PRO high iso and wider bass:

  • by recording in prores you can have more scope for post because you record more information in the shadow areas that would be more closed, or in the highlights
  • having higher isos you can see better to make the focus
  • having lower iso can be useful when you don’t have ND filters to reduce light

AGAINST higher iso and wider low iso

  • recording at too high iso can cause loss of definition and/or excessive noise that remains “etched” in the images
  • recording at low iso with downsampling can clip highlights depending on the algorithm doing the downsampling
  • if you use them without knowledge you might limit the action of post

Then there are exceptions, some cameras are equipped with dual ccd or cmos to handle low and high iso, so they have practically two native iso (new panasonic varicam) and in that case this argument does not apply.

bmcc

But so these BlackMagic Design insensitive cameras?

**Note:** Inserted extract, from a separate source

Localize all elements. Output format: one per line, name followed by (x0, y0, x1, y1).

after doing a simple experiment, bmcc4K side by side with a canon 60D, shots in raw on one and the other, brought the shots inside lightroom, the native 400 iso shots of the bmcc4K were brightened in post to reach the details obtained with the 60D at 6400 iso raw, the result is pretty much the same, only noisier because the canon has noise reduction in the native camera, but once we pass the noise reduction we get the same level of information.

Of course there is a handicap for bmcc because blackmagic never thought of it, that higher iso also means having a brighter image for manual focus.